The Ministry of Agriculture and Fisheries will spend Sh 50 million in the 2022/2023 Financial Year, to modernize coffee factories in three coffee growing Sub-counties in Nyeri County.
Agriculture Cabinet Secretary (CS), Peter Munya, while on a tour at the Wamagana Fish Processing Plant in Tetu, Nyeri County, said that the revamp was part of the ongoing coffee sub-sector reforms, which are aimed at modernizing the coffee infrastructure and encouraging farmers to increase production.
According to Munya, only a few factories will benefit from the first phase of the renovations but the Ministry intends to scale-up the project to include all coffee factories later.
“The rehabilitation will entail building of new driers and providing new machines to factories in Tetu, Mathira and Mukurwe-ini. We are waiting for the resources to be availed so that we can rehabilitate all the coffee factories,” said Munya.
While taking stock of the achievements by his Ministry in the different agriculture sub-sectors, Munya revealed that the government had spent Sh1.4 billion on different Agriculture projects within Nyeri County for the last five years.
According to the CS, the lion’s shares of the resources have been channeled towards projects aimed at promoting food and nutrition security.
Some of the biggest beneficiaries include projects under the Kenya Climate Smart Agriculture project, where 17,000 farmers benefited from government projects worth Sh 363 million. The ministry also pumped Sh 317 million into the rehabilitation of 247 hectares under the Ndirithi-Aguuthi Irrigation Scheme in Kieni-Sub-county under the small-scale irrigation and value addition programmes.
Munya said that once complete, the project which is currently at 90 per cent completion will benefit 1,600 farmers.
Under the coffee sector, Munya further noted that 29,000 farmers were already benefiting from the E-Subsidy programme which allows farmers to enjoy a 40 per cent discount on farm input and agrichemicals.
He said that the Ministry had so far released vouchers worth Sh 30 million to cover the purchase of inputs and 302 metric tonnes of fertilizers to be used by farmers during the long rain season.

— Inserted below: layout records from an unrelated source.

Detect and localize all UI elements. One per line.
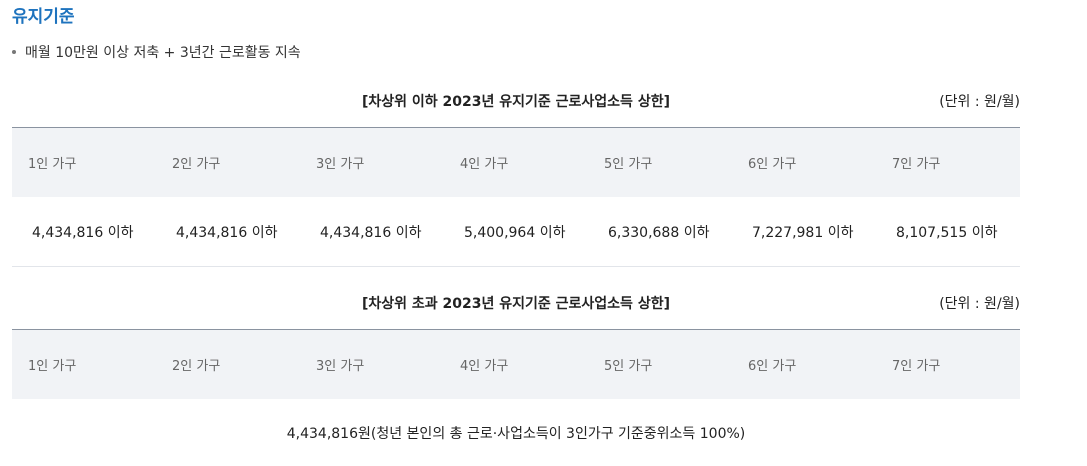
value-household-5: 6,330,688 이하 [588, 197, 732, 267]
income-limit-table: 1인 가구 2인 가구 3인 가구 4인 가구 5인 가구 6인 가구 7인 가… [12, 329, 1020, 399]
merged-value-note: 4,434,816원(청년 본인의 총 근로·사업소득이 3인가구 기준중위소득… [286, 426, 746, 442]
criteria-text: 매월 10만원 이상 저축 + 3년간 근로활동 지속 [25, 45, 301, 61]
value-household-6: 7,227,981 이하 [732, 197, 876, 267]
header-household-7: 7인 가구 [892, 359, 941, 374]
table-caption: [차상위 초과 2023년 유지기준 근로사업소득 상한] [362, 296, 670, 312]
header-household-4: 4인 가구 [460, 157, 509, 172]
table-unit: (단위 : 원/월) [939, 94, 1020, 110]
table-above-near-poverty: [차상위 초과 2023년 유지기준 근로사업소득 상한] (단위 : 원/월)… [12, 290, 1020, 399]
section-title: 유지기준 [12, 7, 75, 27]
header-household-2: 2인 가구 [172, 157, 221, 172]
bullet-icon [12, 50, 16, 54]
table-caption: [차상위 이하 2023년 유지기준 근로사업소득 상한] [362, 94, 670, 110]
income-limit-table: 1인 가구 2인 가구 3인 가구 4인 가구 5인 가구 6인 가구 7인 가… [12, 127, 1020, 267]
table-header-row: 1인 가구 2인 가구 3인 가구 4인 가구 5인 가구 6인 가구 7인 가… [12, 329, 1020, 399]
table-row: 4,434,816 이하 4,434,816 이하 4,434,816 이하 5… [12, 197, 1020, 267]
header-household-6: 6인 가구 [748, 359, 797, 374]
table-below-near-poverty: [차상위 이하 2023년 유지기준 근로사업소득 상한] (단위 : 원/월)… [12, 88, 1020, 267]
header-household-5: 5인 가구 [604, 157, 653, 172]
header-household-3: 3인 가구 [316, 359, 365, 374]
header-household-7: 7인 가구 [892, 157, 941, 172]
table-header-row: 1인 가구 2인 가구 3인 가구 4인 가구 5인 가구 6인 가구 7인 가… [12, 127, 1020, 197]
header-household-5: 5인 가구 [604, 359, 653, 374]
header-household-3: 3인 가구 [316, 157, 365, 172]
table-unit: (단위 : 원/월) [939, 296, 1020, 312]
header-household-1: 1인 가구 [28, 157, 77, 172]
header-household-6: 6인 가구 [748, 157, 797, 172]
value-household-3: 4,434,816 이하 [300, 197, 444, 267]
value-household-2: 4,434,816 이하 [156, 197, 300, 267]
criteria-bullet: 매월 10만원 이상 저축 + 3년간 근로활동 지속 [12, 43, 301, 63]
value-household-4: 5,400,964 이하 [444, 197, 588, 267]
header-household-2: 2인 가구 [172, 359, 221, 374]
value-household-7: 8,107,515 이하 [876, 197, 1020, 267]
value-household-1: 4,434,816 이하 [12, 197, 156, 267]
header-household-4: 4인 가구 [460, 359, 509, 374]
header-household-1: 1인 가구 [28, 359, 77, 374]
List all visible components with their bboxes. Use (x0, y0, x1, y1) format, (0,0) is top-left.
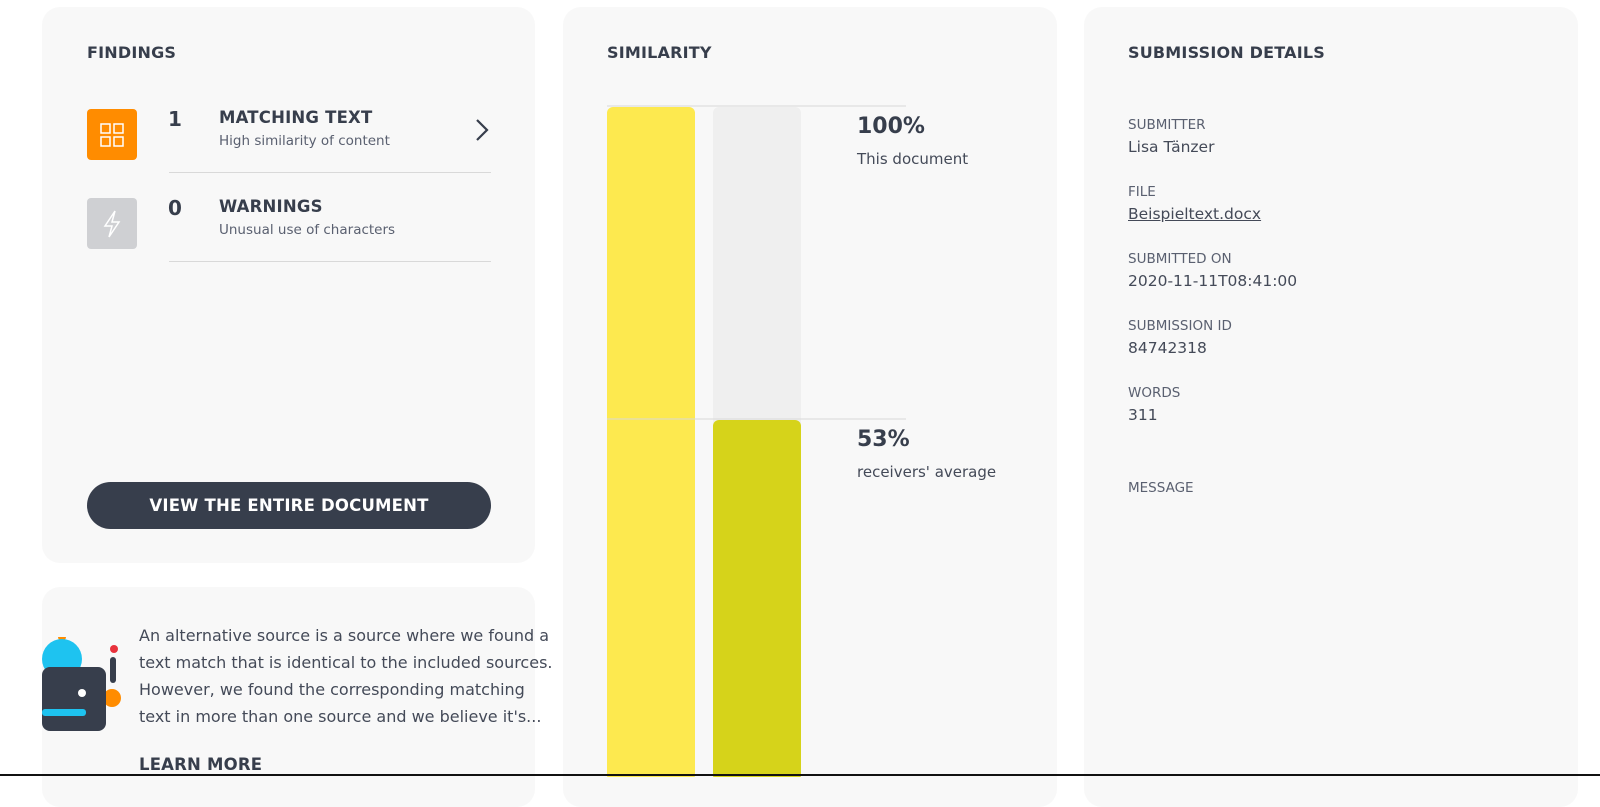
finding-title[interactable]: MATCHING TEXT (219, 108, 373, 127)
icon-grid (100, 123, 124, 147)
field-value: 84742318 (1128, 339, 1207, 357)
similarity-value: 53% (857, 427, 910, 452)
field-value[interactable]: Beispieltext.docx (1128, 205, 1262, 223)
field-label: MESSAGE (1128, 480, 1194, 496)
finding-description: High similarity of content (219, 133, 390, 149)
submission-title: SUBMISSION DETAILS (1128, 43, 1325, 62)
robot-illustration (42, 637, 121, 731)
info-line: text in more than one source and we beli… (139, 707, 542, 726)
finding-description: Unusual use of characters (219, 222, 396, 238)
divider (169, 261, 491, 262)
field-value: Lisa Tänzer (1128, 138, 1215, 156)
divider (169, 172, 491, 173)
page: FINDINGS 1 MATCHING TEXT High similarity… (0, 7, 1600, 777)
submission-card: SUBMISSION DETAILS SUBMITTER Lisa Tänzer F… (1084, 7, 1578, 807)
chevron[interactable] (472, 117, 492, 143)
similarity-card: SIMILARITY 100% This document 53% receivers… (563, 7, 1057, 807)
similarity-caption: receivers' average (857, 463, 996, 481)
field-label: FILE (1128, 184, 1156, 200)
info-card: An alternative source is a source where … (42, 587, 553, 807)
finding-count: 0 (168, 196, 183, 220)
similarity-chart: 100% This document 53% receivers' average (607, 105, 996, 777)
view-document-button[interactable]: VIEW THE ENTIRE DOCUMENT (87, 482, 491, 529)
finding-count: 1 (168, 107, 183, 131)
similarity-bar (713, 420, 801, 777)
field-value: 2020-11-11T08:41:00 (1128, 272, 1298, 290)
similarity-value: 100% (857, 114, 925, 139)
info-line: text match that is identical to the incl… (139, 653, 553, 672)
similarity-bar (607, 107, 695, 777)
matching-icon (87, 109, 137, 160)
learn-more-link[interactable]: LEARN MORE (139, 755, 263, 774)
similarity-title: SIMILARITY (607, 43, 712, 62)
info-line: However, we found the corresponding matc… (139, 680, 525, 699)
icon-bolt (103, 210, 121, 238)
info-line: An alternative source is a source where … (139, 626, 550, 645)
field-label: SUBMISSION ID (1128, 318, 1232, 334)
field-label: WORDS (1128, 385, 1181, 401)
finding-title: WARNINGS (219, 197, 323, 216)
findings-card: FINDINGS 1 MATCHING TEXT High similarity… (42, 7, 535, 563)
similarity-caption: This document (856, 150, 968, 168)
field-label: SUBMITTED ON (1128, 251, 1232, 267)
field-label: SUBMITTER (1128, 117, 1206, 133)
info-text: An alternative source is a source where … (139, 622, 553, 730)
field-value: 311 (1128, 406, 1158, 424)
bottom-border (0, 774, 1600, 776)
warning-icon (87, 198, 137, 249)
findings-title: FINDINGS (87, 43, 177, 62)
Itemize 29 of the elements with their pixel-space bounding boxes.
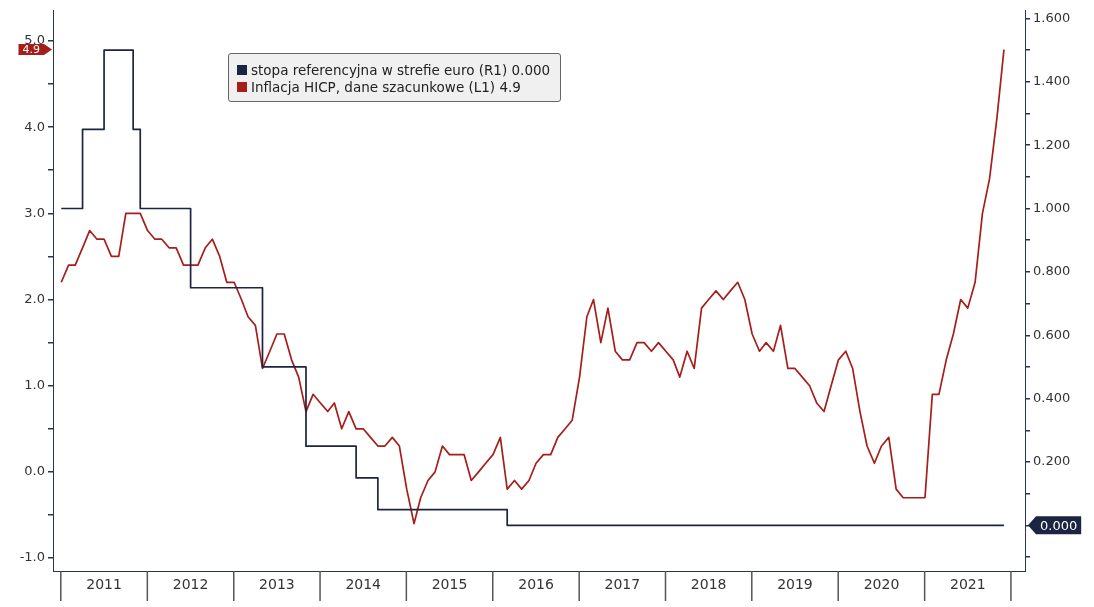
y2-tick-label: 0.400 <box>1033 390 1071 406</box>
y-tick-label: 1.0 <box>24 377 45 393</box>
text: 4.9 <box>22 43 40 57</box>
y-tick-label: 0.0 <box>24 463 45 479</box>
x-tick-label: 2014 <box>345 576 382 593</box>
y-tick-label: 4.0 <box>24 118 45 134</box>
x-tick-label: 2021 <box>949 576 986 593</box>
x-tick-label: 2016 <box>518 576 554 593</box>
y2-tick-label: 1.600 <box>1033 9 1071 25</box>
y2-tick-label: 0.600 <box>1033 326 1071 342</box>
y-tick-label: 3.0 <box>24 204 45 220</box>
y2-tick-label: 1.200 <box>1033 136 1071 152</box>
y-tick-label: -1.0 <box>19 549 45 565</box>
y-tick-label: 2.0 <box>24 290 45 306</box>
x-tick-label: 2013 <box>259 576 295 593</box>
x-tick-label: 2020 <box>863 576 900 593</box>
x-tick-label: 2015 <box>431 576 468 593</box>
x-tick-label: 2019 <box>777 576 813 593</box>
x-tick-label: 2018 <box>690 576 727 593</box>
x-tick-label: 2012 <box>172 576 209 593</box>
x-tick-label: 2017 <box>604 576 641 593</box>
y2-tick-label: 0.200 <box>1033 453 1071 469</box>
y2-tick-label: 1.400 <box>1033 73 1071 89</box>
x-tick-label: 2011 <box>86 576 122 593</box>
text: 0.000 <box>1040 517 1078 533</box>
legend-label: stopa referencyjna w strefie euro (R1) 0.000 <box>251 62 551 78</box>
y2-tick-label: 1.000 <box>1033 199 1071 215</box>
legend-label: Inflacja HICP, dane szacunkowe (L1) 4.9 <box>251 79 522 95</box>
y2-tick-label: 0.800 <box>1033 263 1071 279</box>
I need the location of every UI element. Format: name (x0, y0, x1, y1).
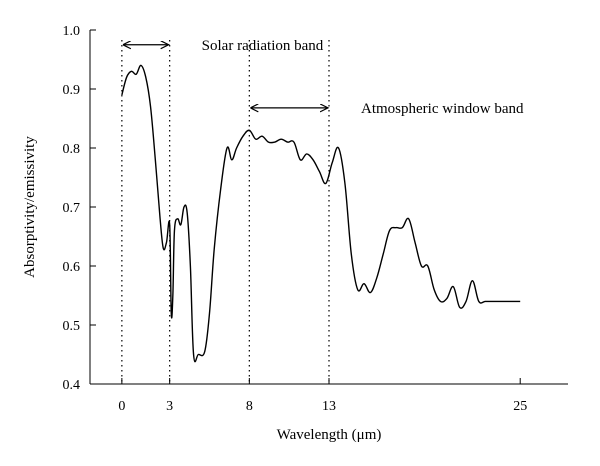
annotation-label: Solar radiation band (202, 38, 324, 54)
x-tick-label: 25 (513, 399, 527, 414)
y-ticks: 0.4 0.5 0.6 0.7 0.8 0.9 1.0 (63, 24, 96, 393)
y-tick-label: 1.0 (63, 24, 81, 39)
x-tick-label: 3 (166, 399, 173, 414)
y-tick-label: 0.6 (63, 260, 81, 275)
annotation-label: Atmospheric window band (361, 101, 524, 117)
series-line (121, 64, 521, 363)
x-axis-title: Wavelength (μm) (277, 427, 382, 443)
x-tick-label: 13 (322, 399, 336, 414)
annotations: Solar radiation band Atmospheric window b… (122, 38, 524, 117)
y-axis-title: Absorptivity/emissivity (22, 136, 38, 278)
y-tick-label: 0.8 (63, 142, 81, 157)
y-tick-label: 0.7 (63, 201, 81, 216)
x-tick-label: 0 (118, 399, 125, 414)
y-tick-label: 0.5 (63, 319, 81, 334)
y-tick-label: 0.4 (63, 378, 81, 393)
x-tick-label: 8 (246, 399, 253, 414)
x-ticks: 0 3 8 13 25 (118, 378, 527, 414)
reference-lines (121, 40, 330, 384)
y-tick-label: 0.9 (63, 83, 81, 98)
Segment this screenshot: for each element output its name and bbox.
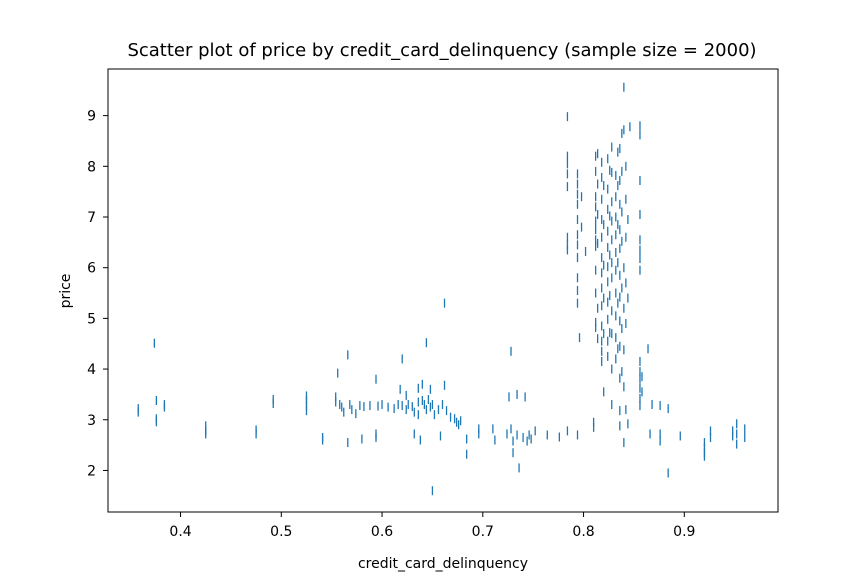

He at the same time said that government subsidized fertilizer, was already available at the National Cereal and Produce Board depots in all the counties. Munya said that the decision to sell fertilizer from NCPB depots was reached as a way of shielding farmers from hiked prices by private agro-dealers.
“The subsidized fertilizer is not being sold at local agro-vets because we do not want a situation where people buy from the government and then resell it at higher price to the farmer. We want the individual farmer to make a direct purchase from NCPB. That is why we have reduced the price by half so that you can also afford transport to the depots,” said Munya.
The Government in April slashed the cost of fertilizer by nearly half after the prices hit an all-time high of Sh 6,500 per 50-kilogram bag.
The Government also capped the purchase of the fertilizer to 20 bags per farmer, a move that would ensure more growers get access to cheap fertilizer.
Munya at the same time encouraged more youths to join the agriculture sector. He said that there were still too few young people immersing themselves in the field of Agriculture despite the government setting up programmes such as Empowering Novel Agri-Business-Led Employment for Youth (ENABLE youth) which is aimed at imparting agribusiness skills and providing interest free loans for agripreneurs.
“The young people have refused to embrace Agriculture but we are still looking for strategies to bring them on board, especially using technology and other innovative ways that are appealing to them,” said Munya.